Siemens Home Connect üzerinden cihaza özel yeni yıkama ve kurutma programları indirebiliyorsunuz. Mevsimsel ihtiyaçlar, moda olan yeni kumaş türleri, spor kıyafetlerin gelişmesi… Ne değişirse değişsin, makineniz hep güncel kalıyor. 

Tıpkı telefonunuza uygulama güncellemesi indirir gibi çamaşır ve kurutma makineniz de güncellemelerle değişen yaşam tarzınıza ayak uyduruyor. 

Akıllı deterjan yönetimi: i-Dos ile her yıkamada doğru ölçü 

Makineyi tamamen doldurunca veya tek parça kıyafeti makineye attığınızda ne kadar deterjan koyacağınızı bilemiyor olabilirsiniz. İşte tam bu noktada i-Dos Deterjan Tarama teknolojisi devreye giriyor. Siemens Home Connect üzerinden şişelerin barkodunu okutup su sertliği ve deterjan yoğunluğunu makineye iletiyor, i-Dos ise her yıkamada doğru miktarı otomatik olarak ayarlıyor. Üstelik Siemens Home Connect uygulaması, deterjan seviyesini takip ederek deterjanınız tükenmeden önce size haber veriyor. Tek yapmanız gereken uygulamayı telefonunuza yüklemek ve çamaşır makinenizi uygulamaya bağlamak. 

stainRemoval teknolojisi: Zorlu lekelerle inatlaşmayı unutun 

Çay, yağ, makyaj, çikolata lekeleri… Gün içinde fark etmeden üzerinize bulaşan lekeler artık kâbus olmaktan çıkıyor. Siemens iQ500 çamaşır makinesi ile stainRemoval teknolojisi devreye giriyor. Tek bir dokunuşla çay, yağ, kozmetik veya günlük hayatta karşılaştığınız diğer zor lekeler için özel programları aktif edebilirsiniz. 

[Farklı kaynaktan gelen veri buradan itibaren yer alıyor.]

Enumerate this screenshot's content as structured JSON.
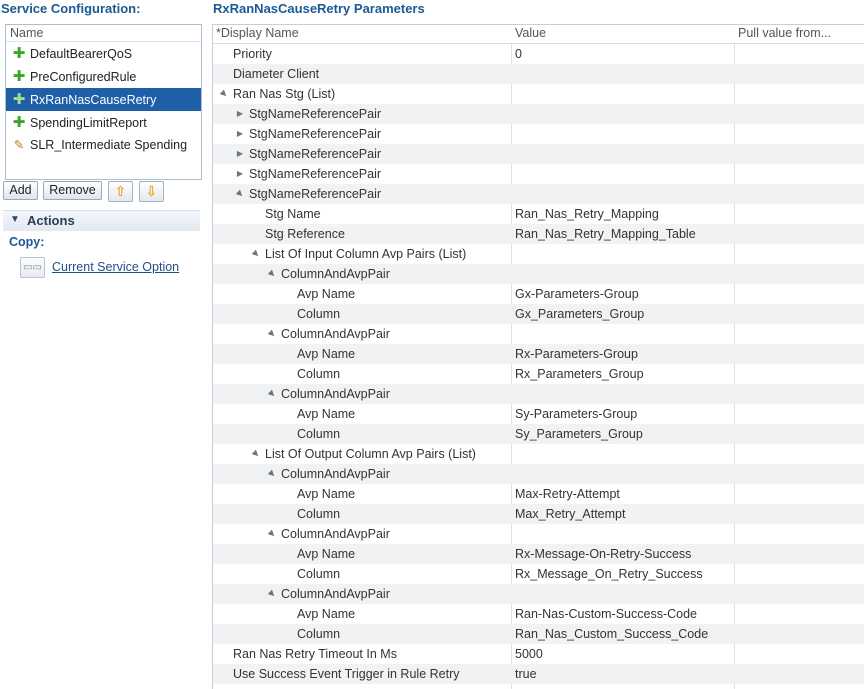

Siemens Home Connect uygulaması sayesinde daha fazla leke türünü ve bunlar için geliştirilmiş özel programları keşfetmek de mümkün. Yani sadece “lekeyi çıkar” demekle kalmıyor, sizin için en doğru yıkama programını da otomatik olarak öneriyor. Böylece hem lekelerle uğraşmak zorunda kalmıyor hem de giysilerinizin ömrünü koruyorsunuz. 

Artık çocuğunuza yemek yedirirken dökülen yemek lekeleri, kahve kazaları ya da mutfakta sıçrayan yağ lekeleri sizi endişelendirmiyor. stainRemoval, günlük hayatın getirdiği küçük sürprizlere karşı en güvenilir yardımcınız oluyor. 

Siemens iQ500 çamaşır ve kurutma makineleri, artık sadece kıyafetlerinizi temizleyen makineler değil; size zaman, konfor ve güven veren akıllı iş ortaklarınızdır. Ütüye harcadığınız vakti kendinize ayırın, lekelerle uğraşmayı unutun ve teknolojinin yaşam alanınıza uyumunun keyfini yaşayın.

*Bu yazı Siemens’in katkılarıyla hazırlanmıştır.